Zeca Tavares sentado a esquerda





















Lagoa da Música




























ADÃO LATORRE


            Em torno do “massacre do Rio Negro”, ergueu-se o mito de Adão Latorre, que teria, com uma faca de 15 centímetros, sido o autor das 300 execuções. Hoje se sabe que Latorre teve pelo menos dois ajudantes.
            Certo é que houve uma matança fria e deliberada de prisioneiros desarmados, de mãos amarradas. Dois oficiais do exército que estavam entre os vencidos protestaram contra a degola de prisioneiros civis e, por isso, também foram executados.
            O telegrama do chefe federalista Zeca Tavares, comandante em Rio Negro revela que, “... do inimigo ficaram no campo de batalha 200 mortos mais ou menos, contando os que, em grande número, foram ao mato exalar o último suspiro”.
            Adão Latorre foi invariavelmente apresentado como “filho de escravos, nascido no Uruguai, que se tornou peão da família Tavares na fronteira”. Ficou tristemente célebre por sua participação na degola de prisioneiros, na Estação de Rio Negro.

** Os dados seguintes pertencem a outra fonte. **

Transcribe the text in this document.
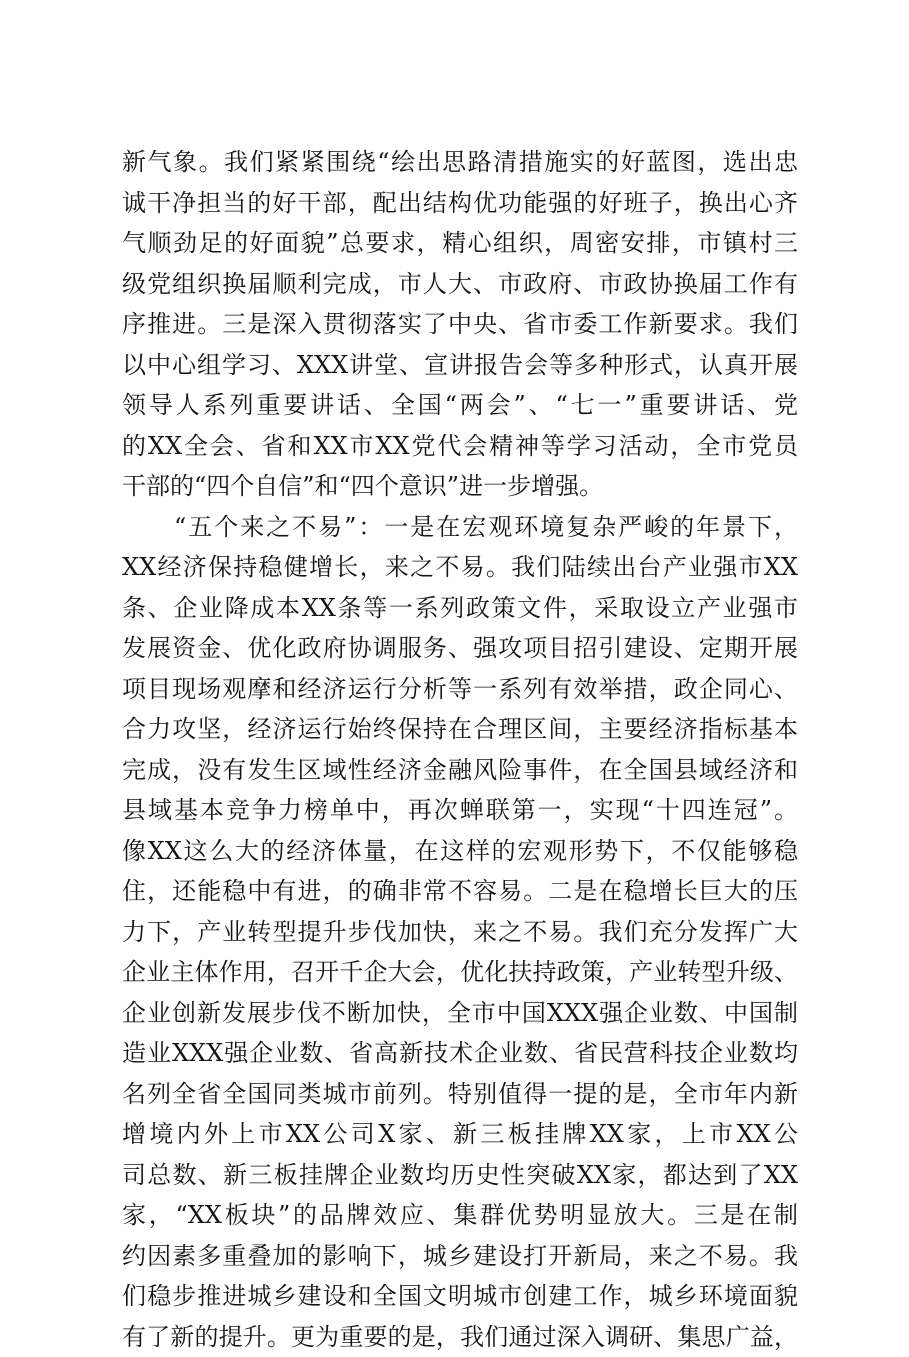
新气象。我们紧紧围绕“绘出思路清措施实的好蓝图，选出忠
诚干净担当的好干部，配出结构优功能强的好班子，换出心齐
气顺劲足的好面貌”总要求，精心组织，周密安排，市镇村三
级党组织换届顺利完成，市人大、市政府、市政协换届工作有
序推进。三是深入贯彻落实了中央、省市委工作新要求。我们
以中心组学习、XXX讲堂、宣讲报告会等多种形式，认真开展
领导人系列重要讲话、全国“两会”、“七一”重要讲话、党
的XX全会、省和XX市XX党代会精神等学习活动，全市党员
干部的“四个自信”和“四个意识”进一步增强。
“五个来之不易”：一是在宏观环境复杂严峻的年景下，
XX经济保持稳健增长，来之不易。我们陆续出台产业强市XX
条、企业降成本XX条等一系列政策文件，采取设立产业强市
发展资金、优化政府协调服务、强攻项目招引建设、定期开展
项目现场观摩和经济运行分析等一系列有效举措，政企同心、
合力攻坚，经济运行始终保持在合理区间，主要经济指标基本
完成，没有发生区域性经济金融风险事件，在全国县域经济和
县域基本竞争力榜单中，再次蝉联第一，实现“十四连冠”。
像XX这么大的经济体量，在这样的宏观形势下，不仅能够稳
住，还能稳中有进，的确非常不容易。二是在稳增长巨大的压
力下，产业转型提升步伐加快，来之不易。我们充分发挥广大
企业主体作用，召开千企大会，优化扶持政策，产业转型升级、
企业创新发展步伐不断加快，全市中国XXX强企业数、中国制
造业XXX强企业数、省高新技术企业数、省民营科技企业数均
名列全省全国同类城市前列。特别值得一提的是，全市年内新
增境内外上市XX公司X家、新三板挂牌XX家，上市XX公
司总数、新三板挂牌企业数均历史性突破XX家，都达到了XX
家，“XX板块”的品牌效应、集群优势明显放大。三是在制
约因素多重叠加的影响下，城乡建设打开新局，来之不易。我
们稳步推进城乡建设和全国文明城市创建工作，城乡环境面貌
有了新的提升。更为重要的是，我们通过深入调研、集思广益，
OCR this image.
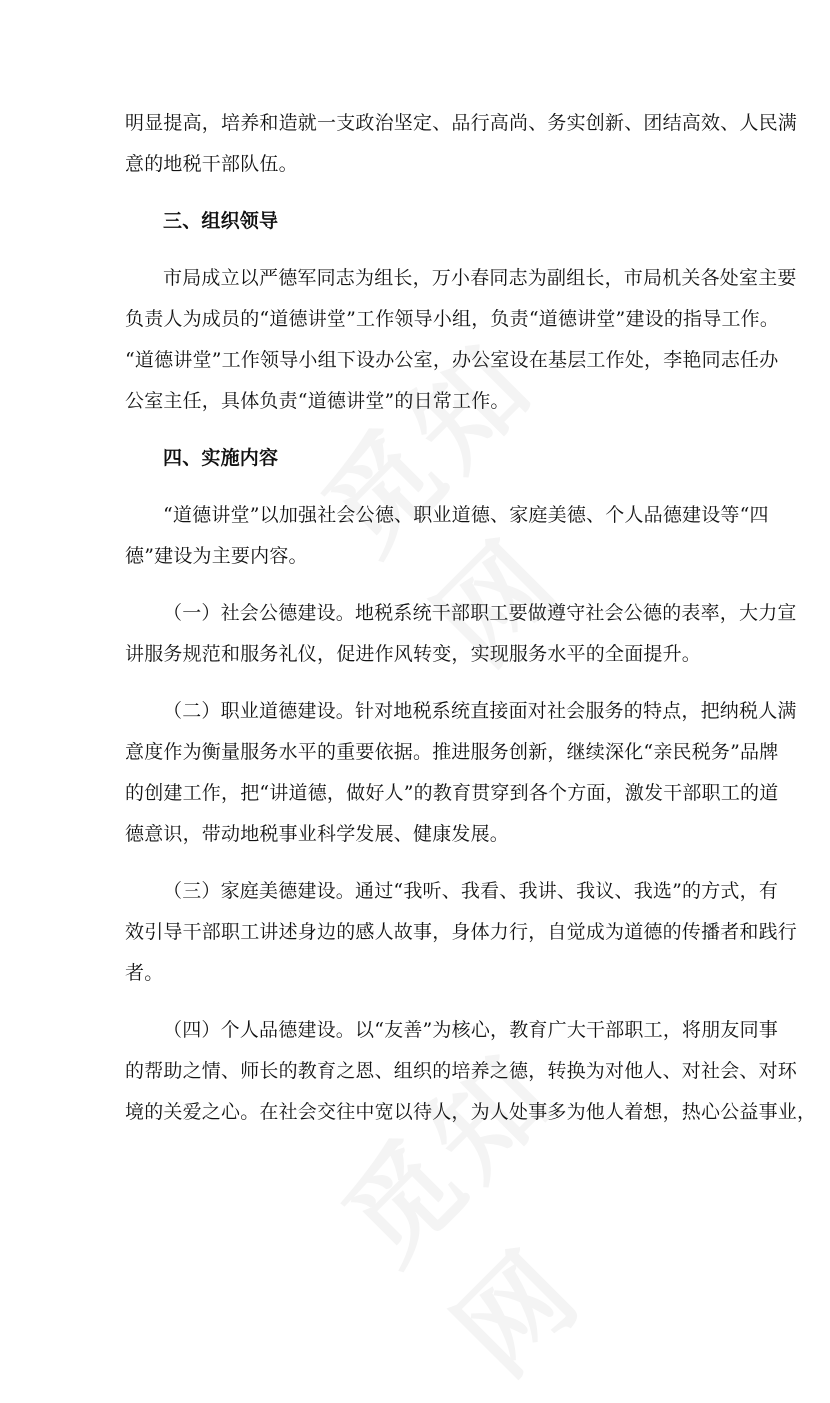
明显提高，培养和造就一支政治坚定、品行高尚、务实创新、团结高效、人民满
意的地税干部队伍。
三、组织领导
市局成立以严德军同志为组长，万小春同志为副组长，市局机关各处室主要
负责人为成员的“道德讲堂”工作领导小组，负责“道德讲堂”建设的指导工作。
“道德讲堂”工作领导小组下设办公室，办公室设在基层工作处，李艳同志任办
公室主任，具体负责“道德讲堂”的日常工作。
四、实施内容
“道德讲堂”以加强社会公德、职业道德、家庭美德、个人品德建设等“四
德”建设为主要内容。
（一）社会公德建设。地税系统干部职工要做遵守社会公德的表率，大力宣
讲服务规范和服务礼仪，促进作风转变，实现服务水平的全面提升。
（二）职业道德建设。针对地税系统直接面对社会服务的特点，把纳税人满
意度作为衡量服务水平的重要依据。推进服务创新，继续深化“亲民税务”品牌
的创建工作，把“讲道德，做好人”的教育贯穿到各个方面，激发干部职工的道
德意识，带动地税事业科学发展、健康发展。
（三）家庭美德建设。通过“我听、我看、我讲、我议、我选”的方式，有
效引导干部职工讲述身边的感人故事，身体力行，自觉成为道德的传播者和践行
者。
（四）个人品德建设。以“友善”为核心，教育广大干部职工，将朋友同事
的帮助之情、师长的教育之恩、组织的培养之德，转换为对他人、对社会、对环
境的关爱之心。在社会交往中宽以待人，为人处事多为他人着想，热心公益事业，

Entre os irmãos Tavares e o militar Maneco Pedroso existiam questões nunca resolvidas.             Levado ao sacrifício o coronel Maneco Pedroso indagou do seu carrasco, Adão:
- Adão, quanto vale a vida de um homem de bem?
- Vale muito, mas a tua está na ponta da minha faca e não vale nada!
- Então, degola negro filho da puta!
            Este diálogo, repetido por vários historiadores, faz parte do folclore criado em torno do degolador.
            Latorre morreria, aos 88 anos, na manhã do dia 15 de maio de 1923, perto do rio Santa Maria Chico, em Bagé, com o lenço vermelho dos maragatos, lutando contra os pica-paus, agora rebatizado de chimangos.
            A morte de Adão Latorre, foi uma vingança: no Rio Negro, ele matou Maneco Pedroso. Depois, o irmão, Antero Pedroso, o matou. Contam que a primeira bala que meteram foi na cincha do cavalo. O cavalo deitou, e o velho apeou sendo destruído à metralhadora, e logo depois de degolado.
            Assim terminou aos 88 anos o maior degolador do Rio Grande do Sul.


   




            “Embora os chefes militares castilhistas (Júlio de Castilhos), em seus relatórios, ordens do dia e noticiários oficiais, não se referissem a degolas praticadas por eles e somente registravam a crueldade das degolas praticadas pelos adversários, embora quase não se encontrem registros feitos por forças federalistas, referentes à prática da degola, sabe-se que os prisioneiros muitas vezes eram executados com um corte profundo da carótida, num ritual macabro e cheio de terror.
            Como não houvesse espaço para prender prisioneiros numerosos, em caso de vitória em combates e entreveros, nem alimentação e soldados suficientes para montar guarda, a prática da degola economizava munição e, principalmente, impedia que outros prisioneiros, com esperança de sobreviver, desistissem caso tivessem alguma disposição de se alistar em suas fileiras, também servia como vingança, castigo para inspirar terror nos adversários e mesmo nos que permaneciam neutros”. (José Alfredo Schierholt)
            A revolução federalista foi vencida em junho de 1895 no combate de Campo Osório. Saldanha da Gama, possuidor de um contingente de 400 homens, lutou até a morte contra os Pica-Paus comandados pelo general Hipólito Ribeiro.


Batalhão de federalistas





            A paz finalmente foi assinada em Pelotas no dia 23 de agosto de 1895.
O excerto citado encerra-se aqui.